Ich habe mich schon nach Bekanntwerden mit der Frage beschäftigt, wieso BMW nun nebst dem Schnabelventil und den Löchern in der Manschette auch mit dem Rundlauf der Kardanwelle beschäftigt. Sind alle Kardanwellen defekt, gäbe es einen Rückruf, soviel ist sicher jedem klar.
Also, warum dann diese Gleichlaufprüfung?
In meinen nicht eben langen Ferien habe ich mich mit dieser Frage beschäftigt und mit der Vespa unterwegs, hatte ich auch reichloich Zeit zum nachdenken (übrigens hat die Vespa deutlich mehr Probleme, als eine GS und Piaggio ist da weit weniger kulant als BMW! Stichwort sei hier z.B. Benzinpumpe der GTS-300 Modelle).
Aber zur BMW. Mit dieser Gleichlaufprüfung des Kardans kann man genau eines Prüfen: Den Gleichlauf bzw. die Gleichmässigkeit des Wellenrundlaufes.
Erfasst können damit folgende Probleme, ohne Aussage welches dann effektiv zutrifft:
- Zustand der Lager der Kreuzgelenke
- Korrekter Einbau der Welle (Stichwort: ridealone)

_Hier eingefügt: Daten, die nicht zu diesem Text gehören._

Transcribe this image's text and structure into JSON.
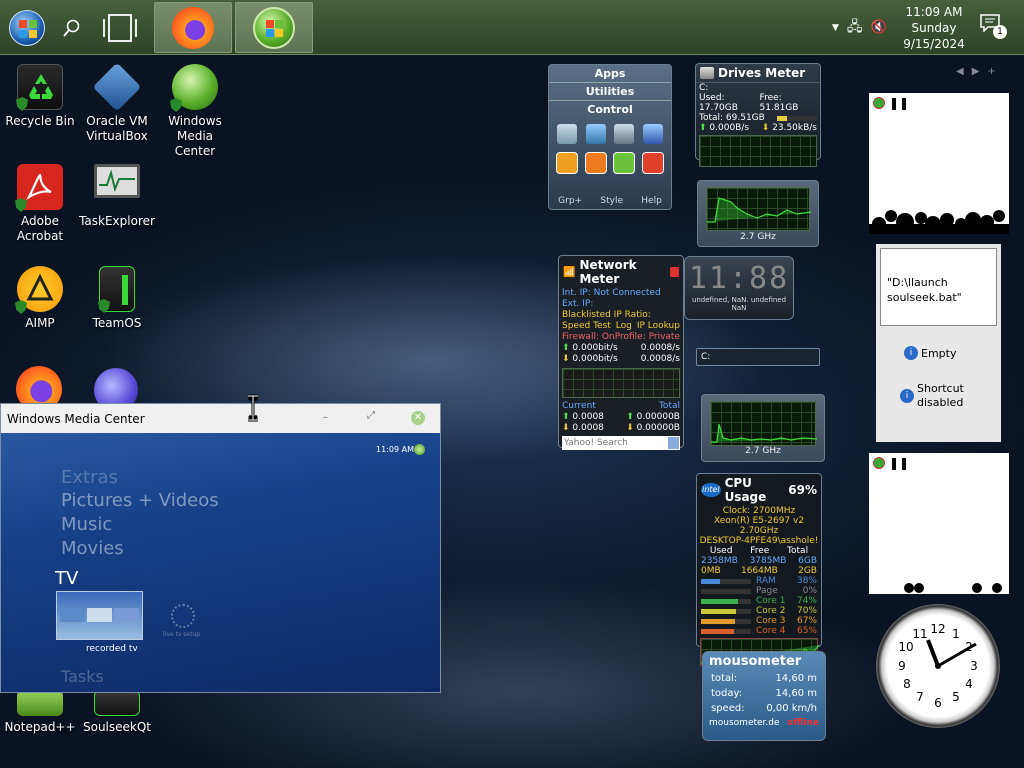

- zuviel Spiel in der Keilverzahnung
Und ich wette, dass die Aktion auch aufgrund der Analyse von ridealones Unfall bzw. dem Vorliegen der Videos zusammenhängt! Dadurch und mit dem Schadensbild ist eine Zuordnung zu einem Fahrzeugfehler und keinem Fehlverhalten des Fahrers möglich. Ich wette, dass dies der Grund ist und nicht die allenfalls in einigen Fällen rostenden Wellen. Der Rost kommt allenfalls sekundär ins Spiel, aber das würde nun das Thema im Umfang sprengen.
Die Nadellager in den Kreuzgelenken sind an sich extrem robust und eigentlich bei allen Marken/Modellen ausreichend dimensioniert (nicht nur bei BMW). Das sind Standardmaschinenbauteile. Schädlich wären Schläge, Verlust des Schmiermediums (Fett), Einbaufehler etc. Der Ausfall der Lager ist an sich nicht gefährlich, wobei mit zunehmendem Verschleiss der Rollen eine Zunahme der Gefährlichkeit vorhanden ist -> Schlimmstenfalls absprengen des Gelenkkopfes -> Bersten des Kardantunnels. Aber das ist dermassen selten bzw. unwahrscheinlich, dass z.B. das Bersten einer Kette mit maximal möglichem Szenario deutlich wahrscheinlicher erscheint. Aber man kann mit der Gleichlaufmessung den Zustand dieser Lager erkennen.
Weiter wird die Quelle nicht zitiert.